Research dealing with various aspects of the theory of planned behaviour (Ajzen, 1985, 1987) is reviewed and some unresolved issues are discussed. In broad terms, the theory is found to be well supported by empirical evidence. Intentions to perform behaviours of different kinds can be predicted with high accuracy from attitudes toward the behaviour, subjective norms and perceived behavioural control; and these intentions, together with perceptions of behaviour control, account for considerable variance in actual behaviour. Attitudes, subjective norms and perceived behavioural control are shown to be related to appropriate sets of salient behaviour, normative and control beliefs about the behaviour, but the exact nature of these relations is still uncertain. Expectancy- value formulations are found to be only partly successful in dealing with these relations. Optimal rescaling of expectancy and value measures is offered as a means of dealing with measurement limitations. Finally, inclusion of past behaviour in the prediction equation is shown to provide a means of testing the theory's sufficiency, another issue that remains unresolved. The limited available evidence concerning this question shows that the theory is predicting behaviour quite well in comparison to the ceiling imposed by behavioural reliability.

As every student of psychology knows, explaining human behaviour in all its complexity is a difficult task. It can be approached at many levels, from concern with physiological processes at one extreme to concentration on social institutions at the other. Social and personality psychologists have tended to focus on an intermediate level, the fully functioning individual whose processing of available information mediates the effects of biological and environmental factors on behaviour. Concepts referring to behaviour dispositions, such as social attitude and personality trait, have played an important role in these attempts to predict and explain human behaviour (see Ajzen, 1988; Campbell, 1963; Sherman and Fazio, 1983). Various theoretical frameworks have been proposed to deal with the psychological processes involved. This special edition of Organizational Behaviour and Human Decision Processes concentrates on cognitive self-regulation as an important aspect of human behaviour.

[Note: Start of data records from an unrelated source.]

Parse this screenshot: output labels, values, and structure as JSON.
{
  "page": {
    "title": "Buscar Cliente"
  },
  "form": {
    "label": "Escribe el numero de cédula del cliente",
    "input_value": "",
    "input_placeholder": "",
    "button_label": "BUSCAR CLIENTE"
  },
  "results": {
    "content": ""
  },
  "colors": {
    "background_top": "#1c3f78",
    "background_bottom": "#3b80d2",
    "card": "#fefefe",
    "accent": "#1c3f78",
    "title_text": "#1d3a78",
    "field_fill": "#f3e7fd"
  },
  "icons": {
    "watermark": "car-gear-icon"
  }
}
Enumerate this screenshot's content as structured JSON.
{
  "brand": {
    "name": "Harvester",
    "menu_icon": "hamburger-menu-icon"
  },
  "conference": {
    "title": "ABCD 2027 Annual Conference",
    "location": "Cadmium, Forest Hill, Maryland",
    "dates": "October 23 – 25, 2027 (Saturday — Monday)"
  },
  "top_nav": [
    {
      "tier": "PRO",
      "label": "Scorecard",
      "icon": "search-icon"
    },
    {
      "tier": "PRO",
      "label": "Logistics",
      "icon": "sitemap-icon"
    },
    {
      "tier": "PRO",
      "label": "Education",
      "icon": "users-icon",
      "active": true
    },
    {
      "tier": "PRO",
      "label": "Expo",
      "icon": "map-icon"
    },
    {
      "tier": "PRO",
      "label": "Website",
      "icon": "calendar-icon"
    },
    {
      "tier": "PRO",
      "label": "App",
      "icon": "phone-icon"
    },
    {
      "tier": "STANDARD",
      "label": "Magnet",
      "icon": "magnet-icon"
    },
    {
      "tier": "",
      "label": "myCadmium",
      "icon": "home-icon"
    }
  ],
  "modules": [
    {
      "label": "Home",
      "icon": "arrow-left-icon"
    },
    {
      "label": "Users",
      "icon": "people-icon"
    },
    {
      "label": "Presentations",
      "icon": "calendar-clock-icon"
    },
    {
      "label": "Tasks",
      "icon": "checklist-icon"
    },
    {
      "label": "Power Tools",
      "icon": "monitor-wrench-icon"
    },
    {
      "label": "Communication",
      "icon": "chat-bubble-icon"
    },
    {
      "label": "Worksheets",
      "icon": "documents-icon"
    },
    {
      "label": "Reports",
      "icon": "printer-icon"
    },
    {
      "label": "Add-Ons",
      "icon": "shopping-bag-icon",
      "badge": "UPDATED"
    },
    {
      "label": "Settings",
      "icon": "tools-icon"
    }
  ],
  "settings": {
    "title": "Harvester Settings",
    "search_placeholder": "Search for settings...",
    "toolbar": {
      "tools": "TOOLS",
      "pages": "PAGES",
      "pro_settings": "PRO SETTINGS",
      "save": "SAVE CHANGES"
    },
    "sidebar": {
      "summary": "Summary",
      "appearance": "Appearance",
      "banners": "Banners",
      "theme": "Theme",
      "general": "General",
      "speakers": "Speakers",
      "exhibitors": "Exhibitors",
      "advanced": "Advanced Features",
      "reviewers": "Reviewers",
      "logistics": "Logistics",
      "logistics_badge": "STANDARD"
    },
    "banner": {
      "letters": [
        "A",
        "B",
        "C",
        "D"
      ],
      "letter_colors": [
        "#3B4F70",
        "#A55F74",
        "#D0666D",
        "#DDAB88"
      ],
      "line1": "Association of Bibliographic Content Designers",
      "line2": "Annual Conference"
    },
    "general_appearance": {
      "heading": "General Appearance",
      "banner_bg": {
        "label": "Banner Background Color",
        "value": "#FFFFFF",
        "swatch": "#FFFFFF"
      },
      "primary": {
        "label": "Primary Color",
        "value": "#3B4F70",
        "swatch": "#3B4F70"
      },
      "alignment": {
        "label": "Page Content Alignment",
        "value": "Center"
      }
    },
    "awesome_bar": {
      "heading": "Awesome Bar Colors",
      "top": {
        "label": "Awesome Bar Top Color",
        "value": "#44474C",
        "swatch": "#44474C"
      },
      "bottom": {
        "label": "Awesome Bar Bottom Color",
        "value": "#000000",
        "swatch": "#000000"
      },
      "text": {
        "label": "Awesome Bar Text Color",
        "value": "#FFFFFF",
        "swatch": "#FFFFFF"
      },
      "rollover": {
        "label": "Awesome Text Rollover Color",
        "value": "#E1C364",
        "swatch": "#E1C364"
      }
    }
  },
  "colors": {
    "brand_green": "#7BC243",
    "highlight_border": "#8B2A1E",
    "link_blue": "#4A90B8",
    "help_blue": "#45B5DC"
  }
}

Much has been made of the fact that general dispositions tend to be poor predictors of behaviour in specific situations. General attitudes have been assessed with respect to organizations and institutions (the church, public housing, student government, one's job or employer), minority groups (Blacks, Jews, Catholics) and particular individuals with whom a person might interact (a Black person, a fellow student) (see Ajzen and Fishbein, 1977, for a literature review). The failure of such general attitudes to predict specific behaviours directed at the target of the attitude has produced calls for abandoning the attitude concept (Wicker, 1969).

In a similar fashion, the low empirical relations between general personality traits and behaviour in specific situations has led theorists to claim that the trait concept, defined as a broad behaviour disposition, is untenable (Mischel, 1968). Of particular interest for present purposes are attempts to relate generalized locus of control (Rotter, 1954, 1966) to behaviours in specific contexts. As with other personality traits, the results have been disappointing. For example, perceived locus of control, as assessed by Rotter's scale, often fails to predict achievement-related behaviour or political involvement in a systematic fashion; and somewhat more specialized measures, such as health-locus of control and achievement-related locus of control, have not fared much better.

One proposed remedy for the poor predictive validity of attitudes and traits is the aggregation of specific behaviours across occasions, situations and forms of action. The idea behind the principle of aggregation is the assumption that any single ample of behaviour reflects not only the influence of a relevant general disposition but also the influence of various other factors unique to the particular occasion, situation and action being observed. By aggregating different behaviours, observed on different occasions and in different situations, these other sources of influence tend to cancel each other, with the result that the aggregate represents a more valid measure of the underlying behavioural disposition than any single behaviour. Many studies performed in recent years have demonstrated the workings of the aggregation principle by showing that general attitudes and personality traits do in fact predict behavioural aggregates much better than they predict specific behaviours, (see Ajzen, 1988, for a discussion of the aggregation principle and for a review of empirical research.)